Stage 2: Traffic Shifting¶

With both stacks running, you can start shifting traffic from v1alpha2 to v1 by updating the HTTPRoute to split traffic. This example shows a 50/50 split.

1. Update HTTPRoute for Traffic Splitting

kubectl apply -f - <<EOF
---
apiVersion: gateway.networking.k8s.io/v1
kind: HTTPRoute
metadata:
  name: llm-route
spec:
  parentRefs:
  - group: gateway.networking.k8s.io
    kind: Gateway
    name: inference-gateway
  rules:
  - backendRefs:
    - group: inference.networking.x-k8s.io
      kind: InferencePool
      name: vllm-llama3-8b-instruct-alpha
      weight: 50
    - group: inference.networking.k8s.io
      kind: InferencePool
      name: vllm-llama3-8b-instruct-ga
      weight: 50
---
EOF

2. Verify and Monitor

After applying the changes, monitor the performance and stability of the new v1 stack.

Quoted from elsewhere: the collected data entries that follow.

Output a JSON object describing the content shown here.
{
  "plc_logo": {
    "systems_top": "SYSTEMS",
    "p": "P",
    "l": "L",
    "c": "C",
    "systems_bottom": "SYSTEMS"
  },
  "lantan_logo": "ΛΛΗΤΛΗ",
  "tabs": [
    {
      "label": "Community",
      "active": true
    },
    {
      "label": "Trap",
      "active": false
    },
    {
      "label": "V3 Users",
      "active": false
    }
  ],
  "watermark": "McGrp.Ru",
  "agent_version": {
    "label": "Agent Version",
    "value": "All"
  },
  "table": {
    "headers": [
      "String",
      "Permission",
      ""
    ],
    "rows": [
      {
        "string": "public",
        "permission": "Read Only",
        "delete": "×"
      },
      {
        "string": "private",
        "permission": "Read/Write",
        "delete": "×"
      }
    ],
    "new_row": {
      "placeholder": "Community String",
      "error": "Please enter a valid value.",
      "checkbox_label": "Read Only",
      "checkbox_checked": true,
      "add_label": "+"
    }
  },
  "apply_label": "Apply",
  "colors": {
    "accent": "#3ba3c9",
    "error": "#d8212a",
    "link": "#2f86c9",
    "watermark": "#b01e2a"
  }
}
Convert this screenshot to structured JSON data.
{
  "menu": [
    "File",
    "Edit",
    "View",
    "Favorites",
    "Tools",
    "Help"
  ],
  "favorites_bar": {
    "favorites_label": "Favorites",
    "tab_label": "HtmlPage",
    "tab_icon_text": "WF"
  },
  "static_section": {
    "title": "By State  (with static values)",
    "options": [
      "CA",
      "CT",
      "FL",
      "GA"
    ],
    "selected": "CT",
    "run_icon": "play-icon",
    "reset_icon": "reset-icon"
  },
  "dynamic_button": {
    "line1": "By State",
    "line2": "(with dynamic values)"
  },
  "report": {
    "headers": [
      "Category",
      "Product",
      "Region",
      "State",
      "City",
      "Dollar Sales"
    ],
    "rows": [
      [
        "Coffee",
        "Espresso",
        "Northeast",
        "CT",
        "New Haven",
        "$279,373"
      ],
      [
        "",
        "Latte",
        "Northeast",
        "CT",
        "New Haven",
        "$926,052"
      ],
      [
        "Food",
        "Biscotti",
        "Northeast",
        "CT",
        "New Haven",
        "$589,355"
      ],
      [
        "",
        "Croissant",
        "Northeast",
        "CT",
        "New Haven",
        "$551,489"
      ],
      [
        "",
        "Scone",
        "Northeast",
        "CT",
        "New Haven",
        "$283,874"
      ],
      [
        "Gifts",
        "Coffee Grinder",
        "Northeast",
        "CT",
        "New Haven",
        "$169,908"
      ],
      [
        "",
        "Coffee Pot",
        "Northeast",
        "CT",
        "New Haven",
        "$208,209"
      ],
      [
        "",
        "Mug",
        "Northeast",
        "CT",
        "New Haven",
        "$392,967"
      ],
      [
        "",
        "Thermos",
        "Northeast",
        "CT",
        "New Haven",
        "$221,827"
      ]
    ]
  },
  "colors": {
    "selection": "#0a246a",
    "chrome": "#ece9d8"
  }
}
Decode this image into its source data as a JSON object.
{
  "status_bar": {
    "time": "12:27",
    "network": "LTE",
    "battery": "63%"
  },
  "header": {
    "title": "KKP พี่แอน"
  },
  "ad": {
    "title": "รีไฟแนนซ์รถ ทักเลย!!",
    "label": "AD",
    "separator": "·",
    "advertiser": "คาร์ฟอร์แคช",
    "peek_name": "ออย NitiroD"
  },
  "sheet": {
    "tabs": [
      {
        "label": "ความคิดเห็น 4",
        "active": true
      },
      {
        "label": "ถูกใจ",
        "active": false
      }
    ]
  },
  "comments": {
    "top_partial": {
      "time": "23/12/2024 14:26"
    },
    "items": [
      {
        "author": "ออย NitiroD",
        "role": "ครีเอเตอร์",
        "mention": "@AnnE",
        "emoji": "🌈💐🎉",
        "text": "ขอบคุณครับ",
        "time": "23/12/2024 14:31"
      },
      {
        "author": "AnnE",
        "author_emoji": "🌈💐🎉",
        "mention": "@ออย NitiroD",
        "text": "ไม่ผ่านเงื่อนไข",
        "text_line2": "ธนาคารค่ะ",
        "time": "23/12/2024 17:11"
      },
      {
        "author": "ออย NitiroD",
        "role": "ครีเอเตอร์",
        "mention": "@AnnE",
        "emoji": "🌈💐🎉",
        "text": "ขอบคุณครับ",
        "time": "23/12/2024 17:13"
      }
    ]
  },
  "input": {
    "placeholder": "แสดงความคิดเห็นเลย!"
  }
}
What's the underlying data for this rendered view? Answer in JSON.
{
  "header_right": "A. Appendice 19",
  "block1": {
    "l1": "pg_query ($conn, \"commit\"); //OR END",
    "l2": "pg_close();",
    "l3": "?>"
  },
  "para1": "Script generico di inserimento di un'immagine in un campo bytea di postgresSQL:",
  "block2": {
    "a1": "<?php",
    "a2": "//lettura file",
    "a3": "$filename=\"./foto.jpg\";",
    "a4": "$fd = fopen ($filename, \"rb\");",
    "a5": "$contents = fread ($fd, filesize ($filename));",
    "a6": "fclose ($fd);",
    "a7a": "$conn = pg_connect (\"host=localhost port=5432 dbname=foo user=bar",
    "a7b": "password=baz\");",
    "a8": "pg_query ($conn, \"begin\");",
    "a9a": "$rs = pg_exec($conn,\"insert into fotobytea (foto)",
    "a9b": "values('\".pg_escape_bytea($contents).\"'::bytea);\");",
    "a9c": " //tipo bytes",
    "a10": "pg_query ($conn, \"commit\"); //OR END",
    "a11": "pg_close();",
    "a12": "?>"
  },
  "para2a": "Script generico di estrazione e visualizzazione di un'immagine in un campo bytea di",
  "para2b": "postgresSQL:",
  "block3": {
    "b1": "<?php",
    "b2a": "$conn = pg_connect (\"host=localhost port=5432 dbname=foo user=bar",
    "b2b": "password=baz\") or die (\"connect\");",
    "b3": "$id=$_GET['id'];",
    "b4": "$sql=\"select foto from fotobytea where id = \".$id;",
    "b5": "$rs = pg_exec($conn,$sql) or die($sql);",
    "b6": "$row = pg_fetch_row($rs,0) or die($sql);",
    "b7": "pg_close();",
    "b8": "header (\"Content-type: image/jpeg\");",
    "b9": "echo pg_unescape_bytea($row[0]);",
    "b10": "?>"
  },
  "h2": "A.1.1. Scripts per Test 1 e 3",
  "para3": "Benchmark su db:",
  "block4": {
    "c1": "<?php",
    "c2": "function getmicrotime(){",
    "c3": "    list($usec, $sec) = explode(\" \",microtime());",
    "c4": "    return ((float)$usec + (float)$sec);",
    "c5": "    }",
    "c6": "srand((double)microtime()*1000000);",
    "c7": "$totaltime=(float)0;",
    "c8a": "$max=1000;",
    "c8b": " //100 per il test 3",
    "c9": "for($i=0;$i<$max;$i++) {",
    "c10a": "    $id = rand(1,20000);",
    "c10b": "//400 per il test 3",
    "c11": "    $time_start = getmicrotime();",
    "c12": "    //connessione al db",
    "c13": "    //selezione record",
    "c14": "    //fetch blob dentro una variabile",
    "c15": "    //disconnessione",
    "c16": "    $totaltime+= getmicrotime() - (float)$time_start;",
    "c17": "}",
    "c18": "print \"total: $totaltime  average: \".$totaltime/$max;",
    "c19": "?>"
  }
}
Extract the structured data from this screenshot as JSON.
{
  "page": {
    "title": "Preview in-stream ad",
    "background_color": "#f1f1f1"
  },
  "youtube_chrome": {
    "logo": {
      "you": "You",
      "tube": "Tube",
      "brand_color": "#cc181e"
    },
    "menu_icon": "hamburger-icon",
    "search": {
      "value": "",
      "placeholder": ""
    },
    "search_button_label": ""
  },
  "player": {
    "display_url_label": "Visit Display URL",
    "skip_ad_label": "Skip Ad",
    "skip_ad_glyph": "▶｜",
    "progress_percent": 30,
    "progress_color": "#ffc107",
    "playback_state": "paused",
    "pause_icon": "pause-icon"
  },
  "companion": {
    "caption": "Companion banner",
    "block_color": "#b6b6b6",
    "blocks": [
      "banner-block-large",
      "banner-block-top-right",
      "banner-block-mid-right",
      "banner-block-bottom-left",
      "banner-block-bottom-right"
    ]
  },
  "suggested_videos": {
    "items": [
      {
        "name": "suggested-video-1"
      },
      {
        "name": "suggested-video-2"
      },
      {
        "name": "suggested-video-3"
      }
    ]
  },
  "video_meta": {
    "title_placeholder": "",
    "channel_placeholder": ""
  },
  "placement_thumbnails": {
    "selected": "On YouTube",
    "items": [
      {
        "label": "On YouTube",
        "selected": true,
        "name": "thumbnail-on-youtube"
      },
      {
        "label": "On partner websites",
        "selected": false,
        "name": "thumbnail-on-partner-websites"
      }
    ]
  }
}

Make sure the inference-gateway status PROGRAMMED is True.

Stage 3: Finalization and Cleanup¶

Once you have verified that the v1 InferencePool is stable, you can direct all traffic to it and decommission the old v1alpha2 resources.

1. Shift 100% of Traffic to the v1 InferencePool

Update the HTTPRoute to send all traffic to the v1 pool.

kubectl apply -f - <<EOF
apiVersion: gateway.networking.k8s.io/v1
kind: HTTPRoute
metadata:
  name: llm-route
spec:
  parentRefs:
  - group: gateway.networking.k8s.io
    kind: Gateway
    name: inference-gateway
  rules:
  - backendRefs:
    - group: inference.networking.k8s.io
      kind: InferencePool
      name: vllm-llama3-8b-instruct-ga
      weight: 100
EOF

2. Final Verification

Send test requests to ensure your v1 stack is handling all traffic as expected.

Inference Gateway GA Stage

You should have a PROGRAMMED gateway:

❯ kubectl get gateway -o wide
NAME                  CLASS                                ADDRESS         PROGRAMMED   AGE
inference-gateway   inference-gateway   <IP_ADDRESS>    True         10m

Curl the endpoint and verify a 200 response code:

IP=$(kubectl get gateway/inference-gateway -o jsonpath='{.status.addresses[0].value}')
PORT=80

curl -i ${IP}:${PORT}/v1/completions -H 'Content-Type: application/json' -d '{
"model": "<your_model>",
"prompt": "<your_prompt>",
"max_tokens": 100,
"temperature": 0
}'

3. Clean Up v1alpha2 Resources

After confirming the v1 stack is fully operational, safely remove the old v1alpha2 resources.